A minoria acusa o outro lado de autoritarismo. Diz que correligionários se opõem a ceder espaços de poder proporcionais ao tamanho da ala e reclama da falta de diálogo e transparência.
"A militância não decide nada. Não há democracia interna na organização deles. E eles querem fazer a mesma coisa com o PSOL, [impor] uma organização de cima para baixo, em que a liderança manda e a militância obedece, como se gado fosse", afirma Deccache.
"Esse episódio [de demissão] não é isolado. Reflete a política do setor majoritário do partido, dirigido por Guilherme Boulos, que combina adesão ao governismo com autoritarismo", diz editorial da Revista Movimento, vinculada ao grupo do MES.

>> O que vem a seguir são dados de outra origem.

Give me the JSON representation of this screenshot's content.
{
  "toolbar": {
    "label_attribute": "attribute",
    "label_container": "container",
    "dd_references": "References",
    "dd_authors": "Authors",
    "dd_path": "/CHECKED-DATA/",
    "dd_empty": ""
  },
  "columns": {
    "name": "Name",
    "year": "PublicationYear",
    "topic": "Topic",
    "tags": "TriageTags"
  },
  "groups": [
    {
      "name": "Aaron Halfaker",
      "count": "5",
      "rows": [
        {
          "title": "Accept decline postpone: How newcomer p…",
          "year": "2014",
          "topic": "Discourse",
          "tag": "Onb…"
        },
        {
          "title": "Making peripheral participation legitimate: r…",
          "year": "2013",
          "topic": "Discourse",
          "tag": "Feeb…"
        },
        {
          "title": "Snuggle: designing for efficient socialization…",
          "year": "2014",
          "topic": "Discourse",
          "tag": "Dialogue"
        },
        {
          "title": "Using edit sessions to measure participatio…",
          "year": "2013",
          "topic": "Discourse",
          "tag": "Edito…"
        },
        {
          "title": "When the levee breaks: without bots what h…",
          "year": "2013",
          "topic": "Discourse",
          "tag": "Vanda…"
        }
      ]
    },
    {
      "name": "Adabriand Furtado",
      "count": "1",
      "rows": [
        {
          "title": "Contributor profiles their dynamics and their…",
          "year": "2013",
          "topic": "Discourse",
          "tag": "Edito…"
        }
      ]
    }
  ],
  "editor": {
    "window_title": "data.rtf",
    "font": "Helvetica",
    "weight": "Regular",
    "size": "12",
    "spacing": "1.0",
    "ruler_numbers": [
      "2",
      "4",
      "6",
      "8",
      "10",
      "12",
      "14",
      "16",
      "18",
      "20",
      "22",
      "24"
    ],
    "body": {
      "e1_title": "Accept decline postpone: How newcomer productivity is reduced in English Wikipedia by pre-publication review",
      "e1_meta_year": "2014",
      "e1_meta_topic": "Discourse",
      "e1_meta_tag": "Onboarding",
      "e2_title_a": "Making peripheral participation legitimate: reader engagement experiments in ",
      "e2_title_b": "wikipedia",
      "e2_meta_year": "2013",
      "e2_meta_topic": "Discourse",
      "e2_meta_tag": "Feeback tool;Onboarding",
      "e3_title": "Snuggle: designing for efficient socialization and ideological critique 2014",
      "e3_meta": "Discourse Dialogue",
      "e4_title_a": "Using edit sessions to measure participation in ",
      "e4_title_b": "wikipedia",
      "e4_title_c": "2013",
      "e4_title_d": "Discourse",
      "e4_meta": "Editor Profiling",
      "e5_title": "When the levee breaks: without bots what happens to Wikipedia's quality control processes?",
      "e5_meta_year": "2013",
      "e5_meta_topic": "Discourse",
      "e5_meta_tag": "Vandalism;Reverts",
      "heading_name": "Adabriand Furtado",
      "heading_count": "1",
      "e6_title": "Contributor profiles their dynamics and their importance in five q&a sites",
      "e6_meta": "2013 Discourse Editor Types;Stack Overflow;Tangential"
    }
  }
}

A tese dos deputados da maioria é que a polêmica foi fabricada, trazendo a público um debate que deveria ser interno.
"É um erro grave que parte da esquerda não compreenda os riscos do avanço da extrema-direita aqui e no mundo e tenha seu horizonte limitado a disputas internas", diz o grupo de Boulos, em nota.
A assessoria de Boulos disse que o deputado não comentaria o assunto e enviou a nota assinada pela maioria.
Deputados da ala minoritária que conversaram com a reportagem negaram a possibilidade de deixar o partido neste momento. A exceção é Glauber Braga, que afirmou ter aberto uma discussão com a própria equipe para decidir se faz sentido continuar.
A divisão interna no PSOL é tida por alguns como um fator capaz de abalar a unidade do partido, que também nasceu de uma cisão por divergências com o governo Lula.
Na primeira gestão petista (2003-2006), havia um embate entre setores do PT mais alinhados ao Planalto e alas mais críticas, principalmente à condução da política econômica. No último grupo, estavam os então parlamentares Babá, Heloísa Helena, João Fontes e Luciana Genro.
Considerados radicais, os congressistas foram expulsos do partido por votar contra a proposta do governo de reforma da Previdência, em 2003. Em resposta, esses dissidentes, junto a outros militantes de esquerda insatisfeitos com os rumos do PT, fundaram o PSOL em 2004.